A review that originally appeared in The Third Alternative #28:-

DREADFUL TALES
Richard Laymon
Headline pb, 436pp, £5.99

If you go down to the woods today, you’ll find a naked woman tied to a tree and get stalked by a homicidal maniac, or at least you will if you’re a character in a story by Richard Laymon. For the rest of us treading in dog mess is about as nasty as it gets.

Laymon died of a heart attack on Valentine’s Day in 2001. A prolific writer he left behind a legacy of nearly fifty books. This volume brings together twenty-five previously uncollected stories, all very much representative of his in your face brand of horror, with its emphasis on narrative momentum and gory hijinks.

The quintessential pulp writer, offering cheap and cheesy thrills by the bucketful, Laymon was the illegitimate offspring of Roger Corman and EC Comics, raised by a wet nurse with a penchant for video nasties. Between the covers of this collection you’ll find axe and knife wielding psychopaths, rapists, femme fatales, hitchhikers with murder in mind, and just about every other brand of sicko the human race has conjured up in its long and often undistinguished history. There are even a couple of vampires for those who just can’t get enough.

The stories are told at a frantic pace, with minimum frills and maximum thrills, Laymon’s slick prose making it all seem so effortless. There’s deft characterisation, especially of horny teens, a Laymon speciality, and heavy reliance on the twist ending, about half of which come off.

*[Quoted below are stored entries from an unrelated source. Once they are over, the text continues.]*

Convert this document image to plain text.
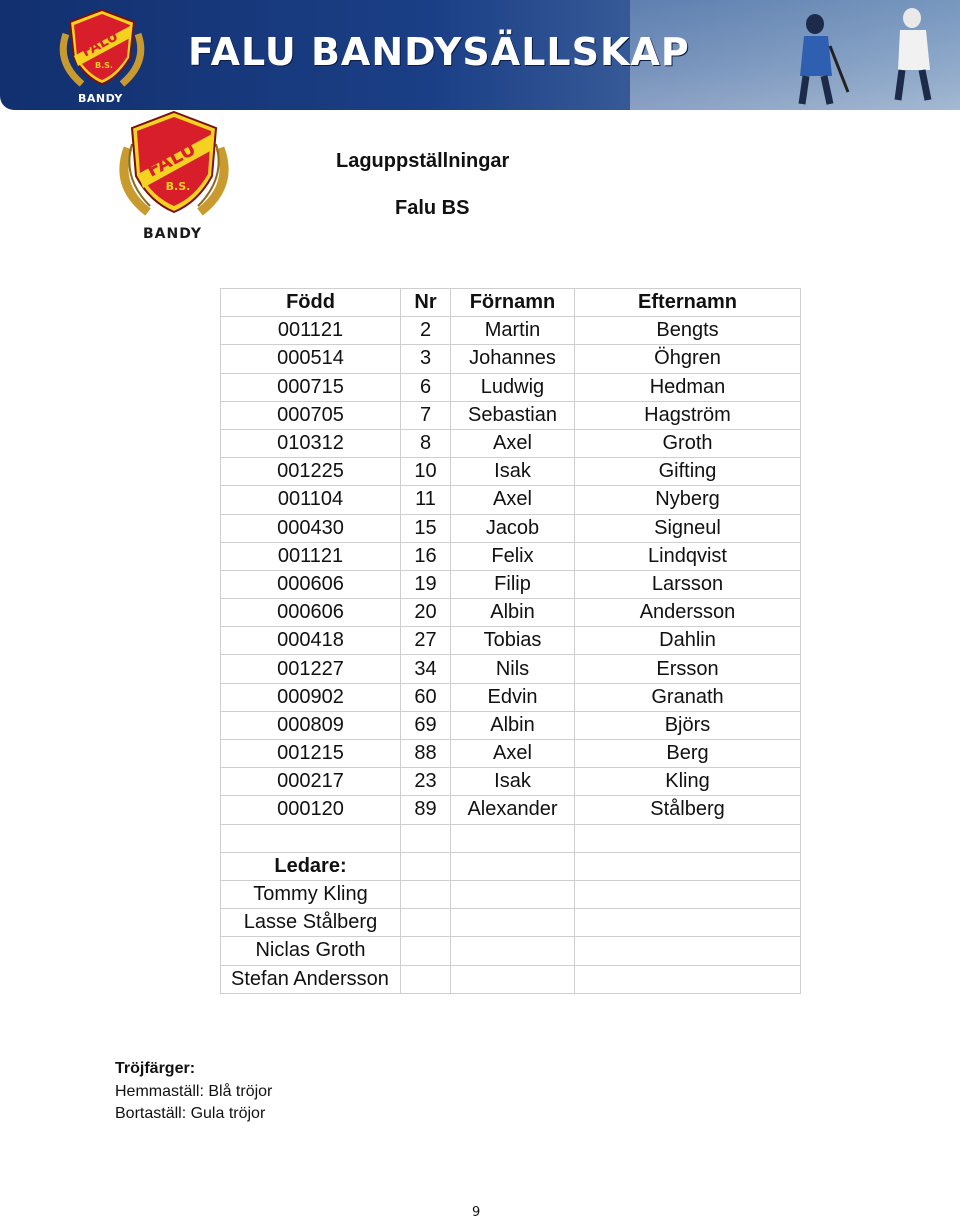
FALU
B.S.
BANDY
FALU BANDYSÄLLSKAP
FALU
B.S.
BANDY
Laguppställningar
Falu BS
Född	Nr	Förnamn	Efternamn
001121	2	Martin	Bengts
000514	3	Johannes	Öhgren
000715	6	Ludwig	Hedman
000705	7	Sebastian	Hagström
010312	8	Axel	Groth
001225	10	Isak	Gifting
001104	11	Axel	Nyberg
000430	15	Jacob	Signeul
001121	16	Felix	Lindqvist
000606	19	Filip	Larsson
000606	20	Albin	Andersson
000418	27	Tobias	Dahlin
001227	34	Nils	Ersson
000902	60	Edvin	Granath
000809	69	Albin	Björs
001215	88	Axel	Berg
000217	23	Isak	Kling
000120	89	Alexander	Stålberg

Ledare:			
Tommy Kling			
Lasse Stålberg			
Niclas Groth			
Stefan Andersson			
Tröjfärger:
Hemmaställ: Blå tröjor
Bortaställ: Gula tröjor
9
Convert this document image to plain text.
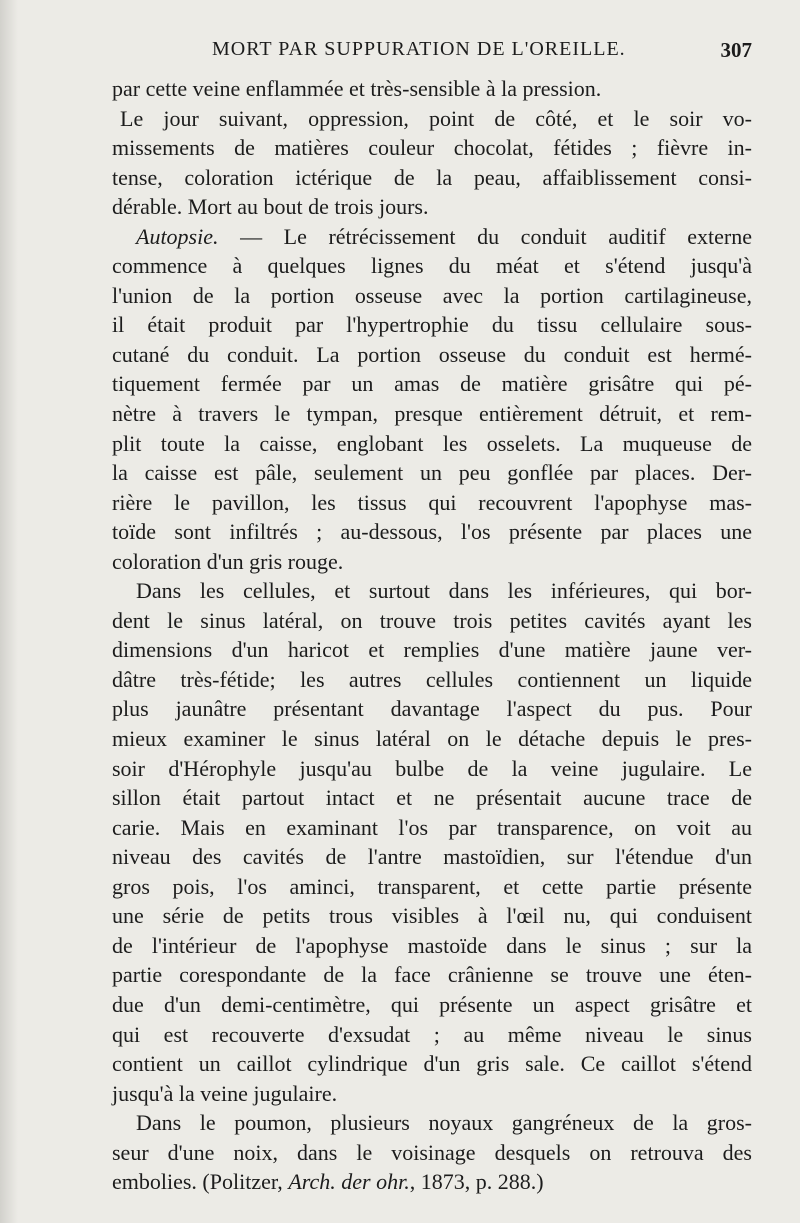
MORT PAR SUPPURATION DE L'OREILLE.	307
par cette veine enflammée et très-sensible à la pression.
Le jour suivant, oppression, point de côté, et le soir vo-
missements de matières couleur chocolat, fétides ; fièvre in-
tense, coloration ictérique de la peau, affaiblissement consi-
dérable. Mort au bout de trois jours.
Autopsie. — Le rétrécissement du conduit auditif externe
commence à quelques lignes du méat et s'étend jusqu'à
l'union de la portion osseuse avec la portion cartilagineuse,
il était produit par l'hypertrophie du tissu cellulaire sous-
cutané du conduit. La portion osseuse du conduit est hermé-
tiquement fermée par un amas de matière grisâtre qui pé-
nètre à travers le tympan, presque entièrement détruit, et rem-
plit toute la caisse, englobant les osselets. La muqueuse de
la caisse est pâle, seulement un peu gonflée par places. Der-
rière le pavillon, les tissus qui recouvrent l'apophyse mas-
toïde sont infiltrés ; au-dessous, l'os présente par places une
coloration d'un gris rouge.
Dans les cellules, et surtout dans les inférieures, qui bor-
dent le sinus latéral, on trouve trois petites cavités ayant les
dimensions d'un haricot et remplies d'une matière jaune ver-
dâtre très-fétide; les autres cellules contiennent un liquide
plus jaunâtre présentant davantage l'aspect du pus. Pour
mieux examiner le sinus latéral on le détache depuis le pres-
soir d'Hérophyle jusqu'au bulbe de la veine jugulaire. Le
sillon était partout intact et ne présentait aucune trace de
carie. Mais en examinant l'os par transparence, on voit au
niveau des cavités de l'antre mastoïdien, sur l'étendue d'un
gros pois, l'os aminci, transparent, et cette partie présente
une série de petits trous visibles à l'œil nu, qui conduisent
de l'intérieur de l'apophyse mastoïde dans le sinus ; sur la
partie corespondante de la face crânienne se trouve une éten-
due d'un demi-centimètre, qui présente un aspect grisâtre et
qui est recouverte d'exsudat ; au même niveau le sinus
contient un caillot cylindrique d'un gris sale. Ce caillot s'étend
jusqu'à la veine jugulaire.
Dans le poumon, plusieurs noyaux gangréneux de la gros-
seur d'une noix, dans le voisinage desquels on retrouva des
embolies. (Politzer, Arch. der ohr., 1873, p. 288.)
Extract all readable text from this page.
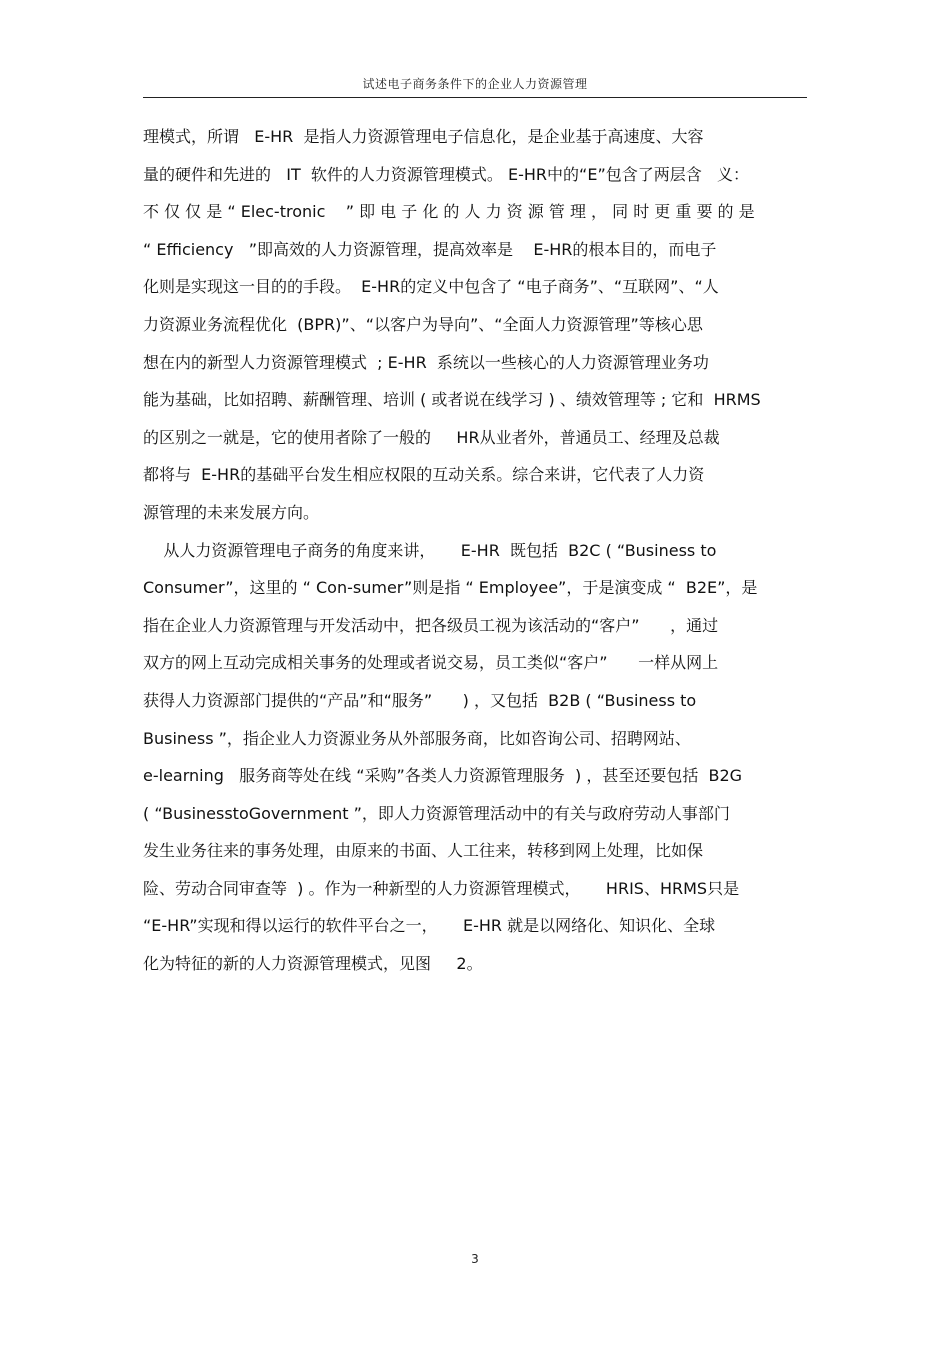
试述电子商务条件下的企业人力资源管理
理模式，所谓   E-HR  是指人力资源管理电子信息化，是企业基于高速度、大容
量的硬件和先进的   IT  软件的人力资源管理模式。 E-HR中的“E”包含了两层含   义：
不 仅 仅 是 “ Elec-tronic    ” 即 电 子 化 的 人 力 资 源 管 理 ， 同 时 更 重 要 的 是
“ Efficiency   ”即高效的人力资源管理，提高效率是    E-HR的根本目的，而电子
化则是实现这一目的的手段。  E-HR的定义中包含了 “电子商务”、“互联网”、“人
力资源业务流程优化  (BPR)”、“以客户为导向”、“全面人力资源管理”等核心思
想在内的新型人力资源管理模式  ; E-HR  系统以一些核心的人力资源管理业务功
能为基础，比如招聘、薪酬管理、培训 ( 或者说在线学习 ) 、绩效管理等 ; 它和  HRMS
的区别之一就是，它的使用者除了一般的     HR从业者外，普通员工、经理及总裁
都将与  E-HR的基础平台发生相应权限的互动关系。综合来讲，它代表了人力资
源管理的未来发展方向。
从人力资源管理电子商务的角度来讲，     E-HR  既包括  B2C ( “Business to
Consumer”，这里的 “ Con-sumer”则是指 “ Employee”，于是演变成 “  B2E”，是
指在企业人力资源管理与开发活动中，把各级员工视为该活动的“客户”      ，通过
双方的网上互动完成相关事务的处理或者说交易，员工类似“客户”      一样从网上
获得人力资源部门提供的“产品”和“服务”      ) ，又包括  B2B ( “Business to
Business ”，指企业人力资源业务从外部服务商，比如咨询公司、招聘网站、
e-learning   服务商等处在线 “采购”各类人力资源管理服务  ) ，甚至还要包括  B2G
( “BusinesstoGovernment ”，即人力资源管理活动中的有关与政府劳动人事部门
发生业务往来的事务处理，由原来的书面、人工往来，转移到网上处理，比如保
险、劳动合同审查等  ) 。作为一种新型的人力资源管理模式，     HRIS、HRMS只是
“E-HR”实现和得以运行的软件平台之一，     E-HR 就是以网络化、知识化、全球
化为特征的新的人力资源管理模式，见图     2。
3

This book won’t be to everyone’s taste. In particular those who come over faint at the whiff of anything that isn’t PC should stay well clear (I’ve read over thirty of his novels, so big fan, but still have reservations about some aspects of his work). Laymon is not a ‘serious’ writer, he is a writer who is content to entertain his readers, and if he puts a nutter with a big knife in the story then that’s all it is, no need to go looking for a castration complex metaphor. If there’s a subtext at all then it concerns our own fascination with such material, but this is something Laymon exploits rather more than he explores its implications. You could argue that there’s more fluff than substance here, but if so then it’s eminently agreeable fluff offering an undemanding and fun way to pass an hour or three in the Horror-Mood.